Reception is able to be so lightly staffed because all calls are handled by a dedicated on-site communication center staffed by schedulers and nurses that serves all offices in the building. “Previously, patients would have to leave a voice mail, and then frustrated nurses would spend a lot of their time listening to the messages and calling patients back for additional information,” says Dr. Huss. “Now the patient speaks with a live person, and the message is entered into our electronic health record from where it is sent to the appropriate provider or nurse pool so it can be immediately addressed.”

2. Physician lounges.
Another feature of many physician practices missing at St. John’s Clinic is individual offices for physicians. Instead, the building features shared physician lounges that straddle two business units. The space features comfortable furniture, a small conference table, refrigerator, a big screen TV, bookshelves and shared computer work stations. Dr. Huss challenged the physicians to give up their private offices in return for improved shared spaces. “What have you really used your offices for? We have kept bookshelves of outdated references from medical school and hidden our stacks of paper charts with messages or lab results waiting to be addressed,” says Dr. Huss. “Now, we have access to electronic references every place you touch a computer. There’s not as much need for the space.”

Switching to shared lounges reduced the square feet dedicated to physician areas from 1,800 to 500 feet for three business units, allowing each business unit to accommodate one more physician. “This allows us to further spread out overhead and improves the bottom line,” says Dr. Huss.

3. Standardized rooms. St. John’s Clinic also features standardized rooms with smaller storage areas for supplies. “All rooms are built identically (no right and left handed mirror image rooms) and equipped in standard fashion with just-in-time inventory,” says Dr. Huss. Smaller inventory has reduced expired and wasted supplies, which in just one of the clinic’s business units amounted to $1,400.

Patients spend most of their time at the clinic in these rooms and are rarely moved around the facility as doing so would add additional steps and go against lean principles. “We wanted to stop hauling patients between a cast or procedure room,” says Dr. Huss. “Nurses are now trained to bring the care to the patient. Gear bags for casting and minor surgeries can be picked up by the nurse and brought to the room, which saves time from running around assembling the supplies from one cabinet or another.” Additionally the typical office check-out counter is eliminated as the nurses are trained in the scheduling module of the EHR, so patient check out and next appointment scheduling is done right in the exam room.

4. Encourage team-based care. St. John’s Clinic is also designed to encourage team-based care, which is a new approach toward care that has been made possible by the EHR. “The paper record could only be in one place at one time, but now we can do team-based care,” says Dr. Huss. “Physicians and multiple nurses can view patient records simultaneously.”

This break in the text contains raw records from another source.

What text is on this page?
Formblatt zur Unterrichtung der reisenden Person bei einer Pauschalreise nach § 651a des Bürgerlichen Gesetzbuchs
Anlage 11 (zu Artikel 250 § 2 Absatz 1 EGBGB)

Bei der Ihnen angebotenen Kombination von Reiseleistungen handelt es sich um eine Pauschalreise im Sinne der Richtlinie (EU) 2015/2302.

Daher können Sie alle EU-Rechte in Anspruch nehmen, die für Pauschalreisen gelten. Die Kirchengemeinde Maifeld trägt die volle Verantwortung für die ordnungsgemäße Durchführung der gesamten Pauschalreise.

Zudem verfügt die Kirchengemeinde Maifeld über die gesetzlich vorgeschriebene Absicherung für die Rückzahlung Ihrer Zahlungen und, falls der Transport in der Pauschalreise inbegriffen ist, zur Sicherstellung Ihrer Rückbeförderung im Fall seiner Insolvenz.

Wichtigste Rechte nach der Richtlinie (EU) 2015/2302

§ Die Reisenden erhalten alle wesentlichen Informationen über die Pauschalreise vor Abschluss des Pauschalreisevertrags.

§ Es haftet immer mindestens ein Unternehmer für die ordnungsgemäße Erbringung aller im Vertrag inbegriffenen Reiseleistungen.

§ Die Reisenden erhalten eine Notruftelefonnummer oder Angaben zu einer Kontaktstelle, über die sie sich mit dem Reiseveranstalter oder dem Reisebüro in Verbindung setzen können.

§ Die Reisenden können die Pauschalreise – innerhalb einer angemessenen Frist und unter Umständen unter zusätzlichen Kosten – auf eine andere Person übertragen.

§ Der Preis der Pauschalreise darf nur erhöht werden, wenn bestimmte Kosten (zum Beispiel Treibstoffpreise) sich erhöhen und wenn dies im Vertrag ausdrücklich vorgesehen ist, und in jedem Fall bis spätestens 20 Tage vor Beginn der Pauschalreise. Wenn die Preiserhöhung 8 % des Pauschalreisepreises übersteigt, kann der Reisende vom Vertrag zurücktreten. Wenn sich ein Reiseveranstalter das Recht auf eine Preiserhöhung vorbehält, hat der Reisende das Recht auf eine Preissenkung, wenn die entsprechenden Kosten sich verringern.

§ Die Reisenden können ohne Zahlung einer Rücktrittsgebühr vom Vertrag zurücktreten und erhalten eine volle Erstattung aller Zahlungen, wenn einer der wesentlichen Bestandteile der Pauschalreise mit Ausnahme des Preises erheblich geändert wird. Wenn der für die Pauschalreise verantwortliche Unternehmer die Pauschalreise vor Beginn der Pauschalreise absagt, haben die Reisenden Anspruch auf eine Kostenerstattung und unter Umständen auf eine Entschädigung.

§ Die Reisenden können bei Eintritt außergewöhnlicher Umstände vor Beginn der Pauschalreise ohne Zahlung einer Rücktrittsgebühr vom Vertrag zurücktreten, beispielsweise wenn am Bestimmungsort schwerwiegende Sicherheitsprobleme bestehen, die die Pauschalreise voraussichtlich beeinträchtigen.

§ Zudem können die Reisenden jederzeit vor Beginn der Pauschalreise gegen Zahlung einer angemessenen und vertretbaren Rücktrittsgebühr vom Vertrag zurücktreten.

The new facility’s innovative approach to the traditional nursing station also encourages team-based care. Instead of the typical office nurses station, the facility features the “Care Team Module” wherein each physician office features two carousels of nursing computer work stations, surrounded by the providers’ computer work stations on each side to create an open work environment that allows nurses, physicians and mid-level providers to interact more easily.